Problemfelder der Moral - Verbrechen und Strafe
RAAbits Ethik/Philosophie Oberstufe Klassen 11/12
Prävention, Abschreckung oder Vergeltung: Welche Zwecke verfolgen Strafen? Wann empfinden wir eine Strafe als ausgewogen und gerecht? Helfen Strafen, Verbrechen zu verhindern? Regelmäßig wirft unser Strafrecht Kontroversen auf, deren Wurzeln zum Teil bis in die Zeit der Aufklärung zurückreichen. In dieser Unterrichtsreihe (Ethik / Philosophie Klassen 11/12) werden reale Fallbeispiele und die darüber gefällten Urteile und verhängten Strafen analysiert. Herausgearbeitet werden Paradigmenwechsel in Bezug auf die Zwecke von Strafen. Die Lernenden prüfen die Stimmigkeit der erarbeiteten Straftheorien und positionieren sich begründet.

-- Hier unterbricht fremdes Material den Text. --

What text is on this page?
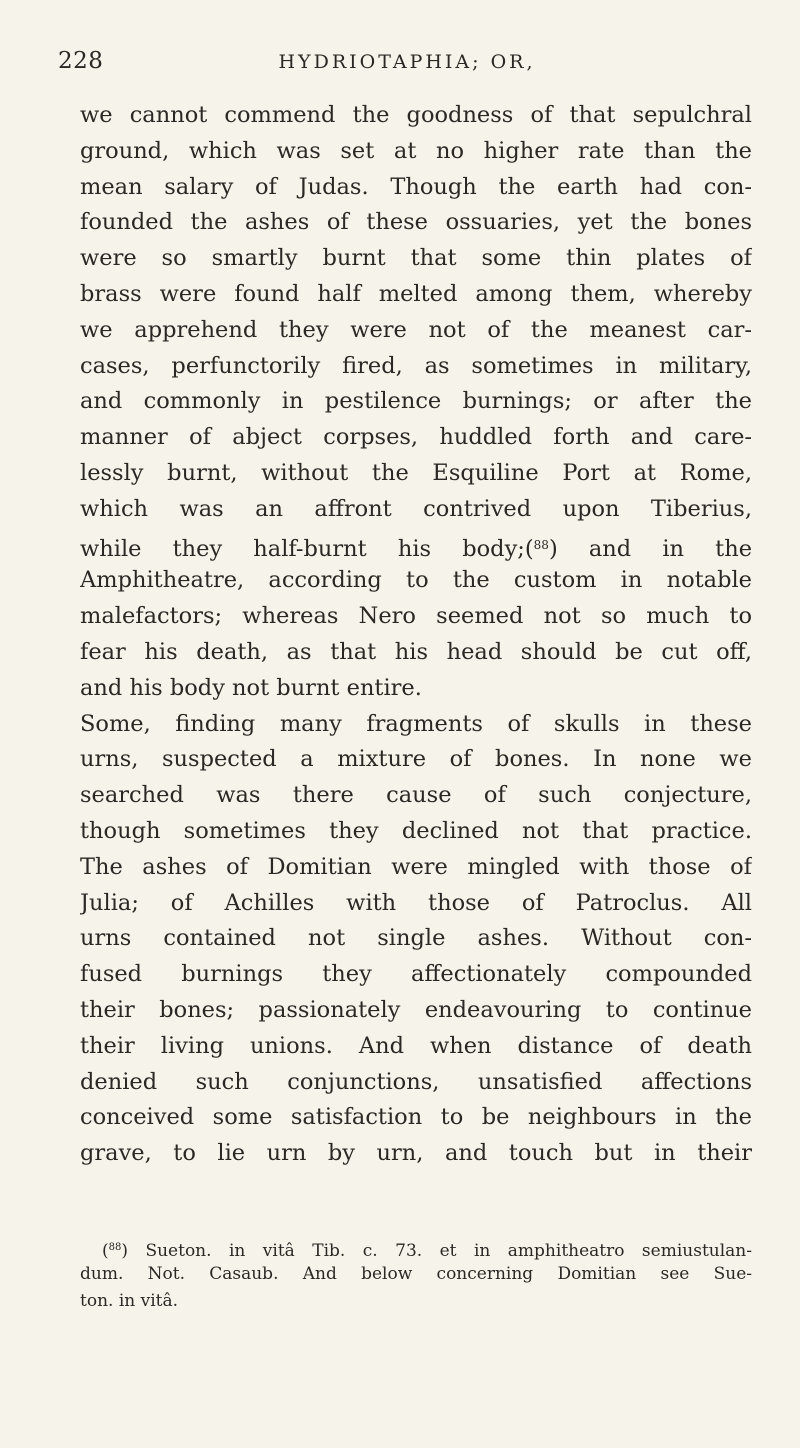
228	HYDRIOTAPHIA; OR,
we cannot commend the goodness of that sepulchral
ground, which was set at no higher rate than the
mean salary of Judas. Though the earth had con-
founded the ashes of these ossuaries, yet the bones
were so smartly burnt that some thin plates of
brass were found half melted among them, whereby
we apprehend they were not of the meanest car-
cases, perfunctorily fired, as sometimes in military,
and commonly in pestilence burnings; or after the
manner of abject corpses, huddled forth and care-
lessly burnt, without the Esquiline Port at Rome,
which was an affront contrived upon Tiberius,
while they half-burnt his body;($^{88}$) and in the
Amphitheatre, according to the custom in notable
malefactors; whereas Nero seemed not so much to
fear his death, as that his head should be cut off,
and his body not burnt entire.
Some, finding many fragments of skulls in these
urns, suspected a mixture of bones. In none we
searched was there cause of such conjecture,
though sometimes they declined not that practice.
The ashes of Domitian were mingled with those of
Julia; of Achilles with those of Patroclus. All
urns contained not single ashes. Without con-
fused burnings they affectionately compounded
their bones; passionately endeavouring to continue
their living unions. And when distance of death
denied such conjunctions, unsatisfied affections
conceived some satisfaction to be neighbours in the
grave, to lie urn by urn, and touch but in their
($^{88}$) Sueton. in vitâ Tib. c. 73. et in amphitheatro semiustulan-
dum. Not. Casaub. And below concerning Domitian see Sue-
ton. in vitâ.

Ein Schwerpunkt der Reihe liegt auf der Todesstrafe. Verbunden mit einem Exkurs in das Zeitalter der Aufklärung, erarbeiten und diskutieren die Jugendlichen Geschichte, Begründung und Anwendungsarten der Todesstrafe. Zum Abschluss entwickeln die Lernenden Handlungsalternativen, um das Strafrecht künftig zu verbessern.
Themen / Inhalt:
- Rechtsphilosophie,
- Recht,
- Gerechtigkeit,
- Staat, Freiheit
Kompetenzen:
- unterschiedliche Ansätze zur Begründung von Eingriffen in die Freiheitsrechte der Bürgerinnen und Bürger in ihren Grundgedanken erarbeiten und voneinander abgrenzen;
- die Tragfähigkeit rechtsphilosophischer Ansätze zur Orientierung in gegenwärtigen gesellschaftlichen Problemlagen bewerten
Dauer: ca. 12 Unterrichtsstunden + Lernerfolgskontrolle (Klasusur) ca. 2 Stunden
Im Fokus dieser Unterrichtsreihe steht die Kriminal- bzw. Rechtsstrafe, nicht die Erziehungsstrafe. Ausgehend von der individuellen Perspektive der Lernenden werden unterschiedliche Strafzwecke sowie deren Gewichtung innerhalb unseres Rechtssystems reflektiert. Zu wahren ist dabei immer die Angemessenheit des Diskurses. Die Lernenden prüfen die Stimmigkeit philosophischer Ansätze, hier der zu erörternden Straftheorien. Sie positionieren sich begründet.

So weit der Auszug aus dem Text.